Earlier, he has said some of the hate speech appeared to be connected to a suggestion from some students that the school’s mascot, a Viking, be changed, saying it isn’t racially inclusive.
The idea that racism is commonly expressed by students, faculty and staff at Western — a university of 15,000 students in Bellingham, one of the most liberal towns in Washington — was a theme among the five panelists (three faculty members, a staff member and a graduate student) and a handful of students who spoke during the comment period. No specific examples were given.
“There is no quick pill to fix racism; it’s a long, arduous battle,” said Larry Estrada, associate professor at Western’s Fairhaven College of Interdisciplinary Studies.
He described racism as “really embedded in the institution of higher education” — institutions that once accepted only white men and were “predicated on serving an elite part of society.”
Black students make up only about 3.4 percent of Western’s enrollment, although Estrada said diversity is more than a “numbers game” and also requires having students and faculty with different backgrounds and different attitudes.
White students make up about 73 percent of Western’s enrollment.

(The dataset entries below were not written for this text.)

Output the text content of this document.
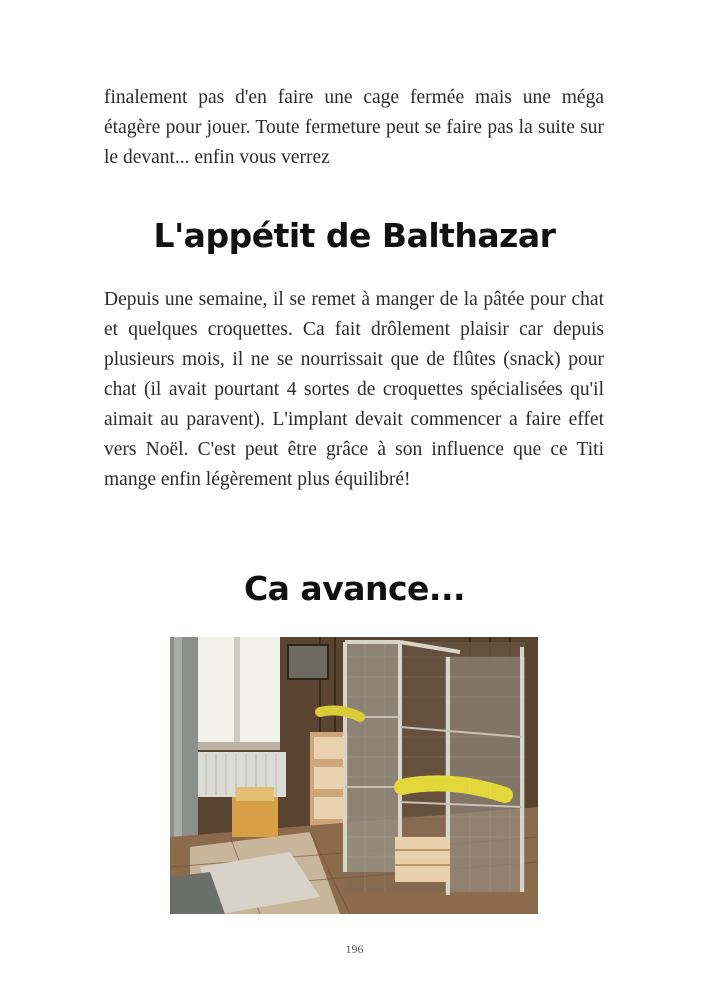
finalement pas d'en faire une cage fermée mais une méga étagère pour jouer. Toute fermeture peut se faire pas la suite sur le devant... enfin vous verrez

L'appétit de Balthazar

Depuis une semaine, il se remet à manger de la pâtée pour chat et quelques croquettes. Ca fait drôlement plaisir car depuis plusieurs mois, il ne se nourrissait que de flûtes (snack) pour chat (il avait pourtant 4 sortes de croquettes spécialisées qu'il aimait au paravent). L'implant devait commencer a faire effet vers Noël. C'est peut être grâce à son influence que ce Titi mange enfin légèrement plus équilibré!

Ca avance...
196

Vernon Damani Johnson, a political-science professor, said Western has made some progress in combating institutional racism, but that he worried the events of the past month will undermine those efforts, and cause many to believe there is no way to change the system.
He later broke with the panel’s format to read a statement and timeline, put together by students, that detailed the threats and the administration’s response.

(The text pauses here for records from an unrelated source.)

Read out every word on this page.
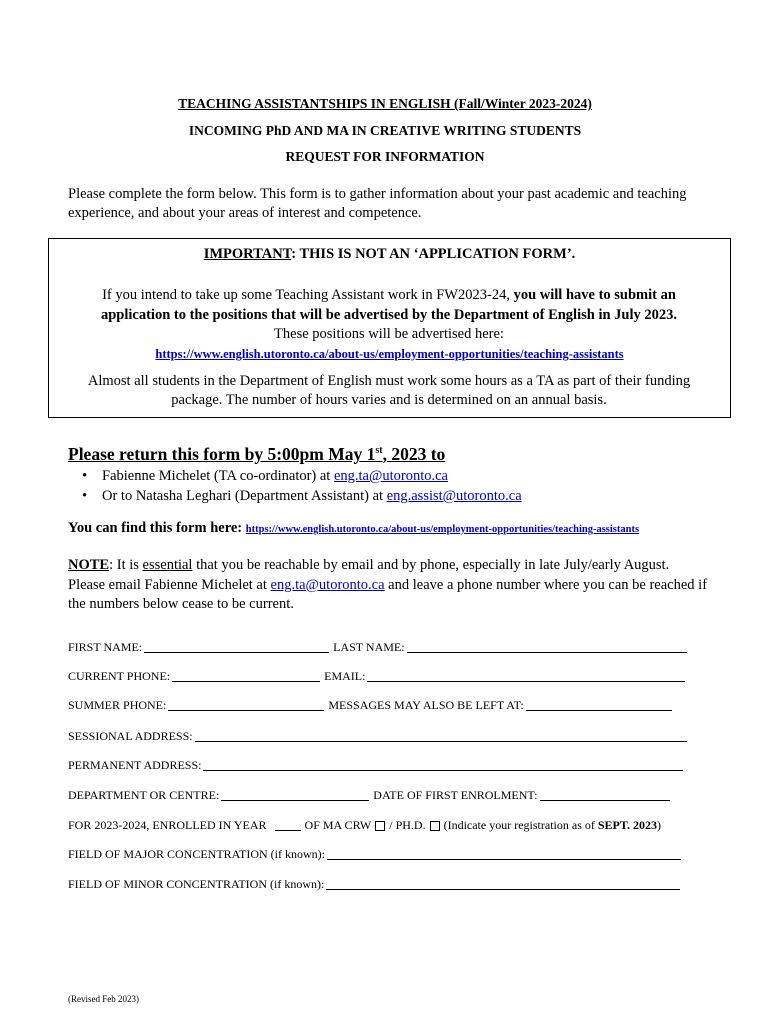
TEACHING ASSISTANTSHIPS IN ENGLISH (Fall/Winter 2023-2024)
INCOMING PhD AND MA IN CREATIVE WRITING STUDENTS
REQUEST FOR INFORMATION
Please complete the form below. This form is to gather information about your past academic and teaching experience, and about your areas of interest and competence.
IMPORTANT: THIS IS NOT AN ‘APPLICATION FORM’.
If you intend to take up some Teaching Assistant work in FW2023-24, you will have to submit an application to the positions that will be advertised by the Department of English in July 2023.
These positions will be advertised here:
https://www.english.utoronto.ca/about-us/employment-opportunities/teaching-assistants
Almost all students in the Department of English must work some hours as a TA as part of their funding package. The number of hours varies and is determined on an annual basis.
Please return this form by 5:00pm May 1st, 2023 to
• Fabienne Michelet (TA co-ordinator) at eng.ta@utoronto.ca
• Or to Natasha Leghari (Department Assistant) at eng.assist@utoronto.ca
You can find this form here: https://www.english.utoronto.ca/about-us/employment-opportunities/teaching-assistants
NOTE: It is essential that you be reachable by email and by phone, especially in late July/early August. Please email Fabienne Michelet at eng.ta@utoronto.ca and leave a phone number where you can be reached if the numbers below cease to be current.
FIRST NAME:	LAST NAME:
CURRENT PHONE:	EMAIL:
SUMMER PHONE:	MESSAGES MAY ALSO BE LEFT AT:
SESSIONAL ADDRESS:
PERMANENT ADDRESS:
DEPARTMENT OR CENTRE:	DATE OF FIRST ENROLMENT:
FOR 2023-2024, ENROLLED IN YEAR	OF MA CRW / PH.D. (Indicate your registration as of SEPT. 2023)
FIELD OF MAJOR CONCENTRATION (if known):
FIELD OF MINOR CONCENTRATION (if known):
(Revised Feb 2023)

Seare, the student-body president who was explicitly threatened with violence on social media, is one of his students, and Johnson read the statement because “the voice that’s been missing all week is our students.”
In their statement, the students described how, after the threats, campus police would offer only to have a patrol car drive by their off-campus residences more frequently, and told them Bellingham police couldn’t help because they were too busy. The students monitored the online comments and posts, and requested that the campus be shut down entirely to protect student employees and WWU staff.
The students described feeling like they had become “collateral damage” in an attempt to teach the rest of the student body about racism, and that they still fear returning to campus.
“It’s heartbreaking,” moderator Dade said.
Alex Ng, a panelist and graduate student in WWU’s master’s in teaching program, talked about “the disproportionate burden on students of color to educate the rest of campus … it feels unfair.” He said the university needs to find a way to spread that burden.
Dade described this as a moment of cultural shift for Western, and said it was “time to seize that moment if we’re really going to change our paradigm and change this university.”